Hou's flight of fancy
By Chen Nan(China Daily)
Updated: 2007-05-25 06:34

Taiwanese director Hou Hsiao-hsien returned to the Riviera with his new film The Flight of the Red Balloon, which opens the Un Certain Regard section of this year's 60th Cannes Film Festival. The Taiwanese director, famed for his long, continuous shots and improvised dialogue, has been a frequent visitor to Cannes with no less than six films entered in the competition, and was awarded the Jury Prize in 1993 for The Puppetmaster. This year, Hou brings to the festival a very nostalgic look at Paris, a remake of 34-minute children's classic Le Ballon Rouge by French director Albert Lamorisse, which has won the Palme d'Or for best short film in Cannes more than half a century ago.

The renovated version is Hou's French-language debut starring French actress, Juliette Binoche, and Taiwan actress, Hsu Chi, and actor, Chang Chen. The movie follows the life of single parent Suzanne (Binoche), who struggles with the complications of modern life, raising her seven-year-old son Simon and expressing herself as a puppeteer. Suzanne hires a Taiwanese nanny, young filmmaker Song Fang, to look after Simon and the two bond over a short film she is making, which shows the young boy being followed by a mysterious red balloon. The balloon is an idly floating observer, silently witnessing the story among the three people rather than a simple direct participant.

"When I saw the original version, I thought there must be some other stories to develop between the boy and the red balloon," he said. "The balloon is free in the sky but the boy is not. He has a babysitter picking him up everyday and has lots of toys. But he is not as free as the balloon."

Hou's flight of fancy

Taiwanese director Hou Hsiao-hsien set his new film The Flight of the Red Balloon in Paris.

Hou said that is why he set the story from 1950 till now. "The balloon is like a free soul waiting for someone to call it."

The 51-year-old director is one of the most acclaimed of the past two decades by film buffs and critics alike. Hou's films are difficult to understand, and no one is going to suggest that his films will make it big at the box office, but mass appeal should not be a determinant of aesthetic judgment.

"Personal style is not opposite to the market. What you shoot is life and the society. Your own experience also reflects and expresses others' experience. Why you say, 'I can't understand' is just because the habit of movie-watching is being changed," Hou said.

Hou's films have always displayed some element of the master-shot style, in which he tends to keep the audience emotionally distanced from the characters and the action. As a result, Hou's films are criticized as boring. But at his best, Hou can provoke overwhelmingly intense emotions precisely because the viewer has worked to get it.

Hou's films offer a generous store of images and feelings that generously reward time and patience. In the film, The Flight of the Red Balloon, Hou's camera casually follows Song and Simon as they wander about Paris, strolling through parks, stopping at a local bakery or visiting the Chinese puppet theater where Suzanne works as a voice actress.

"Making film, for me, is a process of re-discovering myself, in which I shoot from my experience to the outside world," he said.

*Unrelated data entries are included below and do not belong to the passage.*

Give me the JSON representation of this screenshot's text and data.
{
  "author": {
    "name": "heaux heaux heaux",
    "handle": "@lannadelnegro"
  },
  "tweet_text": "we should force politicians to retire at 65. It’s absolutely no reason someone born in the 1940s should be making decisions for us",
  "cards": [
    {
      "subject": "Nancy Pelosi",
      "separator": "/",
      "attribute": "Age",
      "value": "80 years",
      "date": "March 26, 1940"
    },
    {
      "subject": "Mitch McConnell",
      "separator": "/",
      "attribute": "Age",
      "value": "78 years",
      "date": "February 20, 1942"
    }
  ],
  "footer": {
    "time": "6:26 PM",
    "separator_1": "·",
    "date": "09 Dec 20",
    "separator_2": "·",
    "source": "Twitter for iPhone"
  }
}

Hou believes that there are two kinds of relationship between the viewers and directors.

One is facing the viewers, which means the director has to keep guessing what the viewers think. The other one is just showing the back to the viewers, which means the director does not have to shoot film like a server. "The later one is the real creation, where the director shows his/her thoughts and shares with the viewers," he said.

The Flight of the Red Balloon is a departure for Hou, who has placed all but one of his films on the island of Taiwan.

It is the first film in a series initiated by the president of Paris' Muse d'Orsay, Serge Lemoine, in conjunction with the museum's 20th anniversary. The idea is to bring together contemporary artists, in this case, world-class filmmakers, and the Museum's Impressionist or Art Nouveau treasures. The terms are particularly simple: the museum must be present, either throughout the film or just a scene. This is how Hou came to scout locations for the first time in Paris, starting for the adventure of this film.

Hou's flight of fancy

French child Simon and his Taiwannese nanny Song Fang.

Hou admitted to feeling nervous about portraying the city of love and getting under the skin of the Parisians. The director said he had been encouraged by the experience of shooting his 2003 film Cafe Lumiere in Tokyo, Japan and said he felt ready to make a movie outside Asia.

"I've made films for over 30 years and I never dared to shoot in a different country," said Hou. "I believe that a film is like an essence of that country, the people, their everyday life, the culture, but all those details are difficult to be truthfully presented on the screen and seen from a foreigner's point of view."

Hou said making a foreign language film is just a challenge, not a plan for the Hollywood market. He believes movies are divided into two groups: good and bad. A good movie, he said, should be simple and touching, and in the meantime, powerful. "It's most difficult to make a powerful movie because truth is usually beyond words and images," he said.

"I want to explore the stories under different cultural situations, not only in France, but in different cities within China."

Hou said his next target city may be Beijing, which he thinks of "as mysterious" and "hard to catch the pace of people who live there".